Do lado do PS, Ana Catarina Mendes negou que existam posicionamentos diferentes entre o Partido Socialista e o Governo relativamente ao teletrabalho, saindo ainda em defesa da discussão em sede de concertação social. “Não há vários PS, há o PS que por acaso ganhou as eleições, está na bancada do Governo e que trabalha em conjunto. O que está em discussão em concertação social em nada belisca o que está hoje a ser discutido e o Livro Verde sobre as relações laborais e a matéria do teletrabalho. Para o PS, o diálogo social e a concertação social são sempre para respeitar”, assegurou.

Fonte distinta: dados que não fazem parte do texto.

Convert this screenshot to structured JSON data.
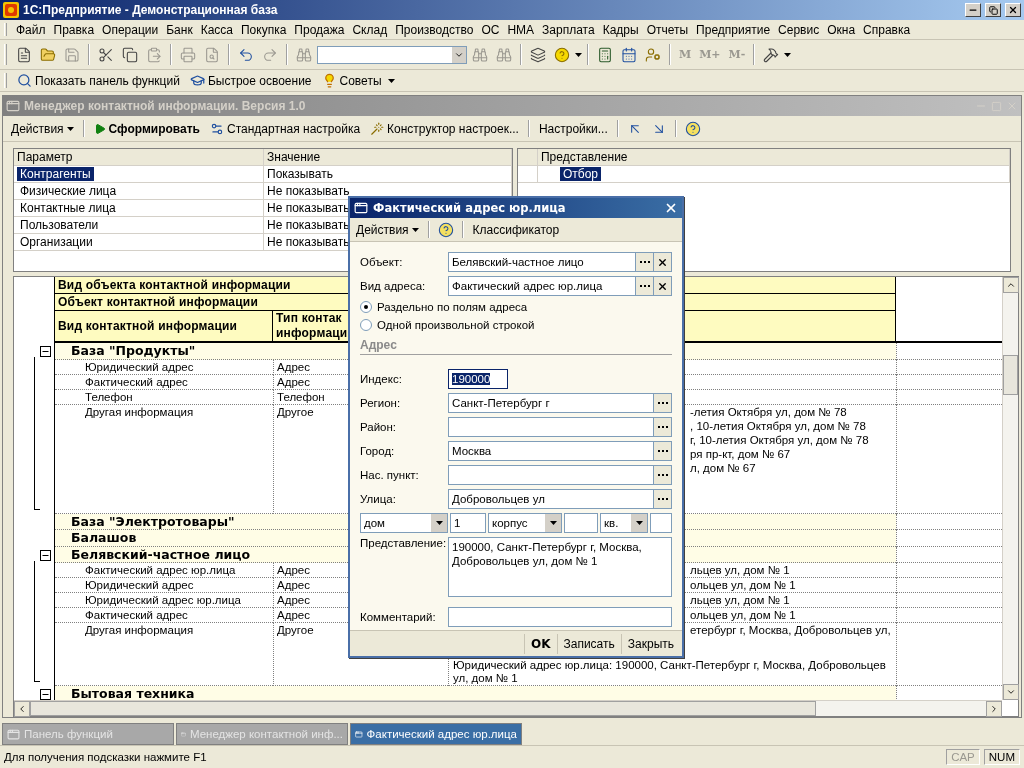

Já em resposta ao Bloco, que criticou o facto de a proposta do PS não prever a obrigatoriedade do pagamento de despesas ao trabalhador em regime de teletrabalho, a líder parlamentar socialista reafirmou que a sua “bancada não acha que, só por ir para casa em teletrabalho, a empresa tenha de assumir todas e quaisquer despesas”.

A deputada do PCP, Diana Ferreira, criticou, por sua vez, aquilo que considera ser o “endeusamento” do teletrabalho, frisando que são omitidas as consequências negativas para os trabalhadores no regime de trabalho à distância. “A promoção do teletrabalho como panaceia para todos os males é algo que o PCP rejeita”, insistiu.

Do lado do CDS, o deputado Pedro Morais Soares fez questão de recordar que o partido apresentara há cinco anos uma proposta sobre teletrabalho que contou com a oposição do PS e do BE. “Já poderia estar tudo regulamentado. Este é um assunto sério que exige um debate rigoroso”, observou.

PAGAMENTO DE DESPESAS DIVIDE PARTIDOS

O pagamento de despesas aos profissionais em teletrabalho, que tem sido um dos pontos mais polémicos do debate, deixa bem evidentes as divergências entre os partidos. A esmagadora maioria dos projetos apresentados considera necessário clarificar esta questão. Mas enquanto PS e PSD defendem que a comparticipação devida aos trabalhadores por acréscimo de custos com o teletrabalho deve ser definida por acordo entre patrão e trabalhador ou em sede de negociação coletiva, PCP, BE e PAN querem ver o tema clarificado na lei. E em algumas propostas, como as do PCP e do PAN, é mesmo definido um valor ou fórmula de cálculo para a compensação a atribuir, cerca de 11 euros por cada dia de teletrabalho. O PAN acrescenta ainda à proposta outra variável: da lei deve constar que o empregador está também obrigado a reembolsar as despesas com aquisição e instalação de instrumentos de trabalho, num limite não superior a três vezes o valor do Indexante de Apoios Sociais, €1316,43.